JAKARTA – Indeks Harga Saham Gabungan (IHSG) mengakhiri perdagangan Senin, 22 September 2025, di zona merah, terkoreksi 0,14% menuju level 8.040,03. Pelemahan pasar modal ini sebagian besar dipicu oleh tekanan dari nilai tukar rupiah yang terus terdepresiasi terhadap dolar Amerika Serikat (AS), di mana pergerakan saham-saham perbankan besar juga terlihat variatif.
Koreksi rupiah semakin terlihat jelas pada perdagangan spot Selasa, 23 September 2025. Mata uang Garuda tercatat melemah 0,06% menjadi Rp 16.611 per dolar AS, sebuah level yang tergolong paling rendah sejak 5 Mei 2025. Kondisi pelemahan ini tentu menimbulkan kekhawatiran di kalangan investor.
Valdy Kurniawan, Head of Research Phintraco Sekuritas, mencermati bahwa kombinasi pelemahan rupiah, kekhawatiran akan kondisi fiskal Tanah Air, serta minimnya sentimen positif baru, secara kolektif menekan IHSG hingga tergelincir ke zona negatif. Situasi ini mengindikasikan bahwa sentimen pasar masih sangat sensitif terhadap faktor-faktor fundamental dan psikologis.
Sepanjang sesi pertama perdagangan, tekanan terhadap IHSG sudah terasa, dengan indeks melemah ke 8.022,4. Sejumlah saham unggulan yang masuk dalam daftar LQ45, seperti AMMN, CPI, dan JPFA, tercatat menjadi pembeban utama (top losers) pada periode tersebut.
Dari dalam negeri, perhatian investor kini tertuju pada rilis data M2 Money Supply periode Agustus 2025 yang dijadwalkan pada 23 September 2025. Data ini diharapkan dapat memberikan gambaran lebih jelas mengenai likuiditas dan potensi pergerakan ekonomi. Sementara itu, di kancah regional, pasar mencermati keputusan Bank Sentral China yang memilih untuk mempertahankan suku bunga acuannya.

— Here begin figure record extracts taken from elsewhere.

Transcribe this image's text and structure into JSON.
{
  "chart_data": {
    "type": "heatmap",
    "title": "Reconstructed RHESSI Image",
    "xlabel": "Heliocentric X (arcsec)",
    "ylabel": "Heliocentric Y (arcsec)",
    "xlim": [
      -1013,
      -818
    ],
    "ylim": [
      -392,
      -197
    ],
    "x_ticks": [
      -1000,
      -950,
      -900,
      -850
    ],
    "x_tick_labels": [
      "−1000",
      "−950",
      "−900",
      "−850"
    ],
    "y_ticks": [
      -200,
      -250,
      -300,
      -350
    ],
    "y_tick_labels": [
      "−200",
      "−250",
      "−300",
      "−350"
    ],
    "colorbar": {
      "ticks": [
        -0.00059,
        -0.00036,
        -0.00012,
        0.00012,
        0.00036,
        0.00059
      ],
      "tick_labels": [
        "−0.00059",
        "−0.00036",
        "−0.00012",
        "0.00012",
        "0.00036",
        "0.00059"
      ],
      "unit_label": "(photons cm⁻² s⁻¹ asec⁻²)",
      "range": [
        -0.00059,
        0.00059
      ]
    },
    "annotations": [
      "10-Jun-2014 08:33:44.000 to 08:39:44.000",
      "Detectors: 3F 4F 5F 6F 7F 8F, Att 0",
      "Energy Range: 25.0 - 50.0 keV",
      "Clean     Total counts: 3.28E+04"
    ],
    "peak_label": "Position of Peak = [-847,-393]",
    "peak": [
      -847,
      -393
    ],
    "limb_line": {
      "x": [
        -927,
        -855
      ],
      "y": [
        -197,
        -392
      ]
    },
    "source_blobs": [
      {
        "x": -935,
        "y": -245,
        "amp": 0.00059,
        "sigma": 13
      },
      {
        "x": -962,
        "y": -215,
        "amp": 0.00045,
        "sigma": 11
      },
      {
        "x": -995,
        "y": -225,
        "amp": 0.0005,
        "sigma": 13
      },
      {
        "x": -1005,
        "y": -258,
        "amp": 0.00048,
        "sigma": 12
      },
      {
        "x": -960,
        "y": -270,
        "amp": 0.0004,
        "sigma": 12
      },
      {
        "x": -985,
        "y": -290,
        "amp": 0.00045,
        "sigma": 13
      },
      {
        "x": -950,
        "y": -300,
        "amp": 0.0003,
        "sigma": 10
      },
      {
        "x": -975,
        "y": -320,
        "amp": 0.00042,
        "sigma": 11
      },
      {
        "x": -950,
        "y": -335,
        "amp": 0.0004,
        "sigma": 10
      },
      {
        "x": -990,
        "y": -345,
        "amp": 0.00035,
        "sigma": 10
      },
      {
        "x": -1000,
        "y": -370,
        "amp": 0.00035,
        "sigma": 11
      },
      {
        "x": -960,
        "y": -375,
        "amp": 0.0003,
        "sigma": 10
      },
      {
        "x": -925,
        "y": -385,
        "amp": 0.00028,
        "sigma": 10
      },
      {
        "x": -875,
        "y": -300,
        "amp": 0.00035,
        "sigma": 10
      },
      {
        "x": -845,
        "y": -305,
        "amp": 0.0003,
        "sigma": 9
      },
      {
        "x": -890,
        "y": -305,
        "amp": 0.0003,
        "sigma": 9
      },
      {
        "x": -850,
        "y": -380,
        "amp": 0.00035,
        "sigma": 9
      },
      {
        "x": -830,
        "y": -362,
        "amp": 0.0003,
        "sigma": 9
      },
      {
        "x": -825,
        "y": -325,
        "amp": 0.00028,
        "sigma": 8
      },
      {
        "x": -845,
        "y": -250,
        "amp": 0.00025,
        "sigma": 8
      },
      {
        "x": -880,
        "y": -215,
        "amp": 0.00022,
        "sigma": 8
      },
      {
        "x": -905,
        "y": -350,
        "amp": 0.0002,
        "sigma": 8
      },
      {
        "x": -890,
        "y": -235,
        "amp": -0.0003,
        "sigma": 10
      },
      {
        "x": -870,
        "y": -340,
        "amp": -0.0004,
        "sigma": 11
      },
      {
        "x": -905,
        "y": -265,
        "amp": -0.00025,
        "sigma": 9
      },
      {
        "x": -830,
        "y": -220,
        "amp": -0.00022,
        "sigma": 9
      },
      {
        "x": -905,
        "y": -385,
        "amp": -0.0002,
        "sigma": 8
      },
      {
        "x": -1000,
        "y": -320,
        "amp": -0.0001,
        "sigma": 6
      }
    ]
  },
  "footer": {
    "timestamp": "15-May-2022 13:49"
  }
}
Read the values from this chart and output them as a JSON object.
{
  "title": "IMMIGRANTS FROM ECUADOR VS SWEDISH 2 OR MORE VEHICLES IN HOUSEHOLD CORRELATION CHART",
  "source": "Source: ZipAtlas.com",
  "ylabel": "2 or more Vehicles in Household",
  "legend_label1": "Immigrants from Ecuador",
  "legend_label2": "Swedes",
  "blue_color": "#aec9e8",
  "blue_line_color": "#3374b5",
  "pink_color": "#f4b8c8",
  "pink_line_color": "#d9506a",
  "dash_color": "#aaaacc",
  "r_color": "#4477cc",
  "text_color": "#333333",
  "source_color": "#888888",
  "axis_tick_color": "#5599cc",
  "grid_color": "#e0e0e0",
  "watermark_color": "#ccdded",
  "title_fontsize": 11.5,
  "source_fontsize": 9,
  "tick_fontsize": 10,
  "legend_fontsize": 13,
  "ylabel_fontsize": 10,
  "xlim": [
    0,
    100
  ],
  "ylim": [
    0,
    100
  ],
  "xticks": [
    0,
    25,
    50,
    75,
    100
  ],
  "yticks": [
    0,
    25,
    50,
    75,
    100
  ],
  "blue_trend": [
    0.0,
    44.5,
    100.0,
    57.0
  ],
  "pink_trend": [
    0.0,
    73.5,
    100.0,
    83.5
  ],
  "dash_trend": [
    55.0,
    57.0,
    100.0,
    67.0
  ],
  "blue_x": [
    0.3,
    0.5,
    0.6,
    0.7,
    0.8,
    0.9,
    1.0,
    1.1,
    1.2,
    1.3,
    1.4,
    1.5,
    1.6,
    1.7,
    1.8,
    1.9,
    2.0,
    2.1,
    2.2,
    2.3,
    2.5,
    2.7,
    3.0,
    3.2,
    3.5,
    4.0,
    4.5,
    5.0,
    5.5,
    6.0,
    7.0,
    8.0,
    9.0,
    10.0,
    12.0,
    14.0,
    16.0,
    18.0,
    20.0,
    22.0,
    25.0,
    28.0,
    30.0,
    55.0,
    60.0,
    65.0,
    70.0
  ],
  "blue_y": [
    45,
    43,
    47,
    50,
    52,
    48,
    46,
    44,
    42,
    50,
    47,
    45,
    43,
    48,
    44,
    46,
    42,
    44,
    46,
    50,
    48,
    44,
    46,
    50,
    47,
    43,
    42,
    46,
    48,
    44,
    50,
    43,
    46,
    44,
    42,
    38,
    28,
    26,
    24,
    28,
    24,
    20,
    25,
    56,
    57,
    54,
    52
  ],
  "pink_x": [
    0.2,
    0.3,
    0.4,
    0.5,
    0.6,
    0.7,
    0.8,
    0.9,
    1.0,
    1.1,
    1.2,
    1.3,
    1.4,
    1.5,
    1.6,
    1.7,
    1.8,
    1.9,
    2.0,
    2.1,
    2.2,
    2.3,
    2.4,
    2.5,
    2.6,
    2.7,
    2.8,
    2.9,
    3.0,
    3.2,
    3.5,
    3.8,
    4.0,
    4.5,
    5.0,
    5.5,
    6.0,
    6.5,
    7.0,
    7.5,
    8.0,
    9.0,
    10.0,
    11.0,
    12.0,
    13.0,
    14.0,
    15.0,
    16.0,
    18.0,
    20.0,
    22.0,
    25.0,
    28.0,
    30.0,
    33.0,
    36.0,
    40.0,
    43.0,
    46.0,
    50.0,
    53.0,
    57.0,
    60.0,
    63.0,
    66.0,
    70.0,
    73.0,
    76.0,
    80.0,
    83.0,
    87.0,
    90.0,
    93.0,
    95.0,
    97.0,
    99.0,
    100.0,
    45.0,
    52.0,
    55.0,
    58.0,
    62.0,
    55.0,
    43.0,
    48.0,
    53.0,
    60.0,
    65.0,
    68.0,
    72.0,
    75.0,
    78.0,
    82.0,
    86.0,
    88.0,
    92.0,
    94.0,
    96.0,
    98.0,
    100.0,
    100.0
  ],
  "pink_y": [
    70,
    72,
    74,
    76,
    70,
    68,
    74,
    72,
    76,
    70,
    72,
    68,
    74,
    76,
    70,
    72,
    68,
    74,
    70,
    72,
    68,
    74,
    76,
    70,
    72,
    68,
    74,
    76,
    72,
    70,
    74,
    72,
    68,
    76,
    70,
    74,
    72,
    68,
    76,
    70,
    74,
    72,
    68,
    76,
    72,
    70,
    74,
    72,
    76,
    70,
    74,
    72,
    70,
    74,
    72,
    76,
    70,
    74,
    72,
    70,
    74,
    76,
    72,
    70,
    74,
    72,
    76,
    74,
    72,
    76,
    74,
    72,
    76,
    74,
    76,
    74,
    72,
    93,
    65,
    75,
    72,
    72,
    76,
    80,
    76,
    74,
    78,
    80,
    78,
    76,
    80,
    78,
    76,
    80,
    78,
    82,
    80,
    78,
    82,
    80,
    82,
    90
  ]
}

Di pasar global, harga emas kembali mencatat rekor tertinggi baru, didorong kuat oleh ekspektasi pasar akan adanya penurunan suku bunga lanjutan dari The Federal Reserve (The Fed). “Sementara itu harga emas mencapai rekor tertinggi baru lagi yang didorong oleh ekspektasi penurunan suku bunga The Fed selanjutnya,” tulis Valdy dalam risetnya yang dirilis Senin, 22 September 2025.
Selain itu, dari Negeri Paman Sam, pelaku pasar juga menantikan rilis indeks S&P Global Manufacturing dan Services yang diperkirakan menunjukkan perlambatan. Sorotan lain juga tertuju pada pidato Chairman The Fed, Jerome Powell, yang dapat memberikan petunjuk arah kebijakan moneter ke depan.
Secara teknikal, Valdy menjelaskan bahwa indikator Stochastic RSI berada di area overbought, sementara histogram positif pada MACD mulai mendatar, mengindikasikan adanya penurunan minat beli di kalangan investor. Namun demikian, IHSG masih mampu bertahan di atas level MA5 dan sempat mencapai level intraday tertinggi baru di 8.087.
Meskipun ada sinyal pelemahan dari indikator teknikal, IHSG diperkirakan akan bergerak sideways pada perdagangan Selasa, 23 September 2025, dengan proyeksi rentang pergerakan antara 8.000 hingga 8.100. Untuk perdagangan tersebut, Phintraco Sekuritas merekomendasikan beberapa saham pilihan, yaitu PT Merdeka Copper Gold Tbk (MDKA), PT Archi Indonesia Tbk (ARCI), PT Solusi Sinergi Digital Tbk (WIFI), PT J Resources Asia Pasifik Tbk (PSAB), dan PT Surya Citra Media Tbk (SCMA).
Ringkasan
IHSG ditutup melemah pada Senin, 22 September 2025, akibat tertekan oleh pelemahan Rupiah terhadap Dolar AS dan pergerakan variatif saham perbankan. Rupiah terus terdepresiasi hingga mencapai level terendah sejak Mei 2025, menambah sentimen negatif pasar. Data M2 Money Supply dan keputusan suku bunga Bank Sentral China juga menjadi perhatian investor.
Secara teknikal, indikator menunjukkan sinyal pelemahan, namun IHSG diprediksi bergerak sideways dengan rentang 8.000-8.100 pada perdagangan Selasa, 23 September 2025. Phintraco Sekuritas merekomendasikan beberapa saham seperti MDKA, ARCI, WIFI, PSAB, dan SCMA untuk perdagangan tersebut.